Suarez committed to Liverpool
The Uruguayan has been in fine form so far this campaign, notching 11 goals in 16 appearances despite Brendan Rodgers' men enduring a mixed start to the season.
Suarez's recent performances have led to suggestions that Roberto Mancini was set to test Liverpool's resolve with 40-million pound January move, but the forward has now underlined his commitment to the Anfield outfit.
"I have a very long contract here and it's a dream come true to be playing at a club like Liverpool because, as I've said, as a boy I dreamt of playing for a team like this," Suarez told the club's website.
"Now I'm here, it's all about enjoying myself and trying to be here for as many years as I can because I'm at a club where I'm very happy, my family is happy. I've got fantastic team-mates and a manager from whom I'm learning so much.

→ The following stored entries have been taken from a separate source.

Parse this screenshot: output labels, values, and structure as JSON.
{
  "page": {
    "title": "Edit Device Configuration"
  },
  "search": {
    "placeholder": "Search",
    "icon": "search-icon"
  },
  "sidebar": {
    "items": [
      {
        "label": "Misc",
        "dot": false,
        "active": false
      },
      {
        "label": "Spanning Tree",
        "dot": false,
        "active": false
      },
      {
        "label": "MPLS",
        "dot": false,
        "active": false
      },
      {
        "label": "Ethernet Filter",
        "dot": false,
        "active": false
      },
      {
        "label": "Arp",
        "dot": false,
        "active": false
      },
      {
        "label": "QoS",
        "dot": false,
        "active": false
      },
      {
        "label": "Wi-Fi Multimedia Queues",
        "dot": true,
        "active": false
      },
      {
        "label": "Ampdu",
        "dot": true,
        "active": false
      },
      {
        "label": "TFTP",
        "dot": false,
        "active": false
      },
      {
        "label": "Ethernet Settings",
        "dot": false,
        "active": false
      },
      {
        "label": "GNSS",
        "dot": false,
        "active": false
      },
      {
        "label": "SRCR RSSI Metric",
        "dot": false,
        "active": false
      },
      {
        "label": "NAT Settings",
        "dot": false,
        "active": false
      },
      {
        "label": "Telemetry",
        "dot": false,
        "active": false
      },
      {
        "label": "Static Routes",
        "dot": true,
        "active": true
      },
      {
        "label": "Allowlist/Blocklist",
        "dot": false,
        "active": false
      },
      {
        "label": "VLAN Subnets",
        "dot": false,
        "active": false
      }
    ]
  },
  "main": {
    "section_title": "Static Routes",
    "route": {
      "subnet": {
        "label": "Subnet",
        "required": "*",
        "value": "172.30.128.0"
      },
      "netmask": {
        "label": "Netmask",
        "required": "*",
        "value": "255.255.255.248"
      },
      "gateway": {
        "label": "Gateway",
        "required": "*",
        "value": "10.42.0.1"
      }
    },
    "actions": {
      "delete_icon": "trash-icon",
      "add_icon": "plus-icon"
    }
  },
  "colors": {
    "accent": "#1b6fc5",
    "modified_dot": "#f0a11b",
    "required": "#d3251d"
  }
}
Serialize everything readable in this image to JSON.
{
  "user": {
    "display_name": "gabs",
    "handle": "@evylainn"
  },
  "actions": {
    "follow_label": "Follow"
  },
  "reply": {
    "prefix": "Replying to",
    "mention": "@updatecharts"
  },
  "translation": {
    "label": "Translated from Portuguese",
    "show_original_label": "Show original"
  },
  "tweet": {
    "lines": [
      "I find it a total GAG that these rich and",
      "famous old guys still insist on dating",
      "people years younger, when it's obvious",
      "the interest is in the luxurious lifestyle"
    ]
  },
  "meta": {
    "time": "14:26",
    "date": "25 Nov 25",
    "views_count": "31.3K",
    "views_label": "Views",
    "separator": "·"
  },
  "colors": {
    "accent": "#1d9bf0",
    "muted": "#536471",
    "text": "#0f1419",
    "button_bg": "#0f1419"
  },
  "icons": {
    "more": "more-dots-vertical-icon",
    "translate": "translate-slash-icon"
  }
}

"As a player, it's vital to have the backing of your manager and so I think that the confidence Brendan is showing in myself and the team as a whole is very important and it's down to us to repay that trust out there on the pitch.
"Let's hope we can keep improving. I'm working well and I'm very happy at a club where I've always wanted to be. At a club to whom I'm very grateful for the trust everyone is showing in me – a club with amazing supporters and team-mates who are all great people.
"The other important thing is that the squad is very united. In spite of not getting the results we would have liked, we have a great spirit of togetherness and let's hope we can continue to pick up points."
Suarez, 25, has regularly been subjected to booing from opposition supporters, largely due to his eight-match ban for racially abusing Patrice Evra last season.
But he insists it does not affect him and went on to hail the support he has received from Liverpool fans since joining the club.
"I think you need to really know a person before you criticise them or speak out about them," Suarez said.
"I think sometimes the opposition fans are more interested in booing Luis Suarez for the problems he had or because he's gone down for something than they are in their own team.
"I think that each set of supporters should just worry about their own team and leave their opponents well alone, just like the Liverpool fans do."